To identify the extent of the problem, the researchers conducted a national survey of health information exchange organizations (HIEs). HIEs were chosen as they are directly connected to EHR vendors and health systems and are therefore in an ideal position to assess interoperability and data sharing.

86 out of the 106 HIEs that met the qualification criteria responded and answered three questions:

  • How often do EHR vendors and health systems practice information blocking?
  • How are these information blocking practices conducted?
  • What is the impact of local market competitiveness on information blocking behavior?

A majority of HIEs (55%) reported cases of information blocking by EHR vendors at least some of the time and 14% said all EHR vendors engaged in information blocking. 30% of respondents said information blocking occurred with some health systems.

The information blocking practice most common with EHR vendors was setting unreasonably high prices, which was reported by 42% of respondents. The second most common information blocking practice, reported by 23% of respondents, was artificial barriers.

The most common information blocking practice by health systems, reported by 15% of respondents, was refusing to share health information. 10% of respondents said artificial barriers. The researchers found a correlation between information blocking and regional competition amongst vendors, with some geographic regions experiencing more cases of information blocking. 47% of respondents said there were high levels of information blocking by EHR vendors in more competitive developer markets, and 31% said there were high levels of information blocking by health systems in competitive markets.

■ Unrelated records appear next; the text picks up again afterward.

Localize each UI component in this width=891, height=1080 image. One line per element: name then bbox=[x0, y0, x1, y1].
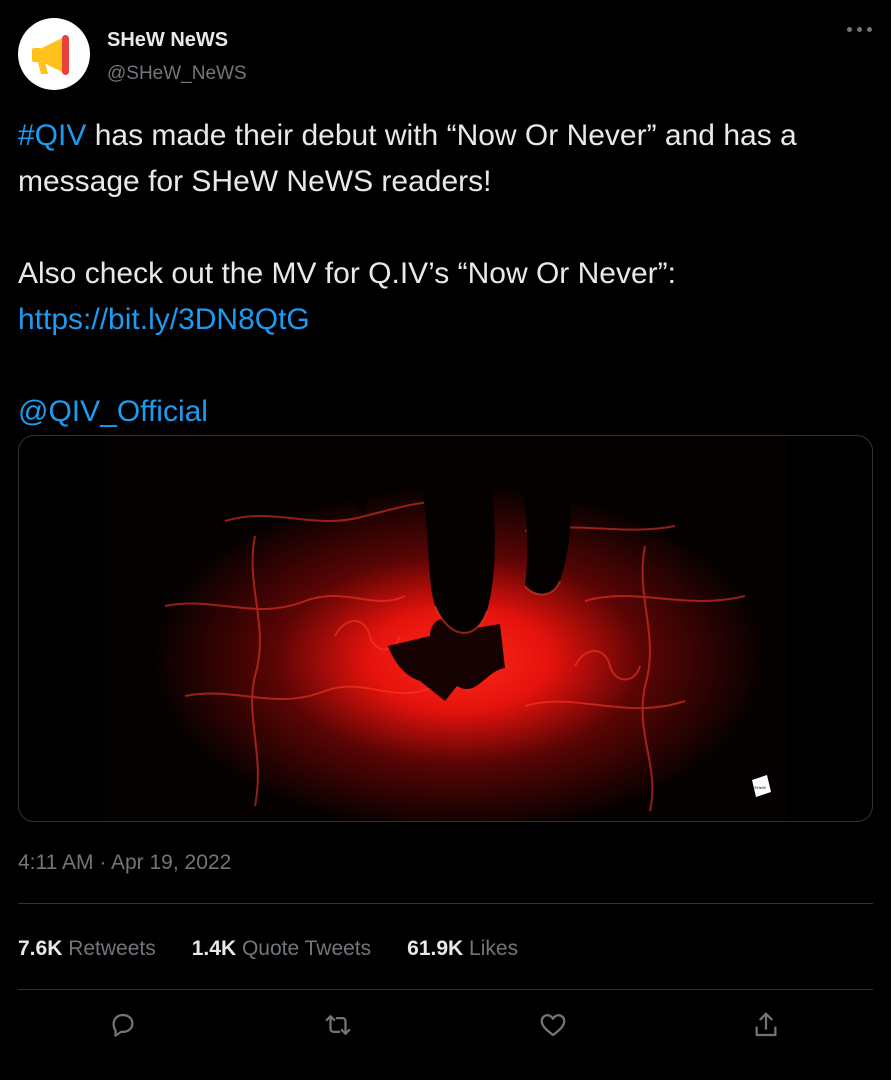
tweet-text-segment: has made their debut with “Now Or Never”… bbox=[18, 119, 806, 198]
tweet-timestamp[interactable]: 4:11 AM · Apr 19, 2022 bbox=[18, 849, 231, 877]
reply-icon bbox=[112, 1013, 134, 1037]
share-icon bbox=[755, 1012, 777, 1037]
tweet-paragraph: Also check out the MV for Q.IV’s “Now Or… bbox=[18, 251, 858, 297]
likes-stat[interactable]: 61.9K Likes bbox=[407, 934, 518, 964]
retweets-count: 7.6K bbox=[18, 937, 63, 960]
handle[interactable]: @SHeW_NeWS bbox=[107, 62, 247, 86]
retweet-icon bbox=[325, 1015, 351, 1035]
retweet-button[interactable] bbox=[318, 1005, 358, 1045]
tweet-stats: 7.6K Retweets 1.4K Quote Tweets 61.9K Li… bbox=[18, 934, 554, 964]
reply-button[interactable] bbox=[103, 1005, 143, 1045]
tweet-paragraph bbox=[18, 343, 858, 389]
quote-tweets-stat[interactable]: 1.4K Quote Tweets bbox=[192, 934, 371, 964]
likes-label: Likes bbox=[469, 937, 519, 960]
tweet-text-segment: Also check out the MV for Q.IV’s “Now Or… bbox=[18, 257, 676, 290]
tweet-header: SHeW NeWS @SHeW_NeWS bbox=[18, 18, 873, 90]
avatar[interactable] bbox=[18, 18, 90, 90]
mention-link[interactable]: @QIV_Official bbox=[18, 395, 208, 428]
likes-count: 61.9K bbox=[407, 937, 464, 960]
media-image: SHeW bbox=[105, 436, 786, 821]
retweets-stat[interactable]: 7.6K Retweets bbox=[18, 934, 156, 964]
like-button[interactable] bbox=[533, 1005, 573, 1045]
share-button[interactable] bbox=[746, 1005, 786, 1045]
like-icon bbox=[540, 1014, 566, 1037]
url-link[interactable]: https://bit.ly/3DN8QtG bbox=[18, 303, 310, 336]
quote-tweets-label: Quote Tweets bbox=[241, 937, 372, 960]
svg-text:SHeW: SHeW bbox=[754, 785, 766, 790]
tweet-text: #QIV has made their debut with “Now Or N… bbox=[18, 113, 858, 435]
divider bbox=[18, 989, 873, 990]
tweet-paragraph: @QIV_Official bbox=[18, 389, 858, 435]
quote-tweets-count: 1.4K bbox=[191, 937, 237, 960]
tweet-actions bbox=[18, 1005, 873, 1045]
tweet-paragraph bbox=[18, 205, 858, 251]
divider bbox=[18, 903, 873, 904]
hashtag-link[interactable]: #QIV bbox=[18, 119, 86, 152]
display-name[interactable]: SHeW NeWS bbox=[107, 28, 247, 52]
tweet-paragraph: #QIV has made their debut with “Now Or N… bbox=[18, 113, 858, 205]
megaphone-icon bbox=[32, 35, 69, 75]
tweet-paragraph: https://bit.ly/3DN8QtG bbox=[18, 297, 858, 343]
more-options-icon[interactable] bbox=[847, 24, 873, 34]
retweets-label: Retweets bbox=[68, 937, 156, 960]
tweet-media[interactable]: SHeW bbox=[18, 435, 873, 822]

The HHS’ Office of the National Coordinator for Health Information Technology’s (ONC) final interoperability rules prohibits intentional information blocking. “As enforcement of the new regulations begins, surveillance of stakeholders with knowledge of information blocking, including HIEs, will be critical to identify where reductions occur, where information blocking practices persist, and how best to target continued efforts,” suggested the researchers.

The findings of the study mirror a previous study in 2016, with the results of both serving as a baseline against which information blocking can be measured in the future.

“Given persistently high levels of information blocking reported by knowledgeable actors, our findings support the importance of defining and addressing it through the planned implementation of the final regulation, definition of penalties, and enforcement for those found to engage in information blocking,” wrote the researchers. “Our findings also provide insight into how enforcement efforts might be targeted and one useful approach to monitoring their effectiveness.”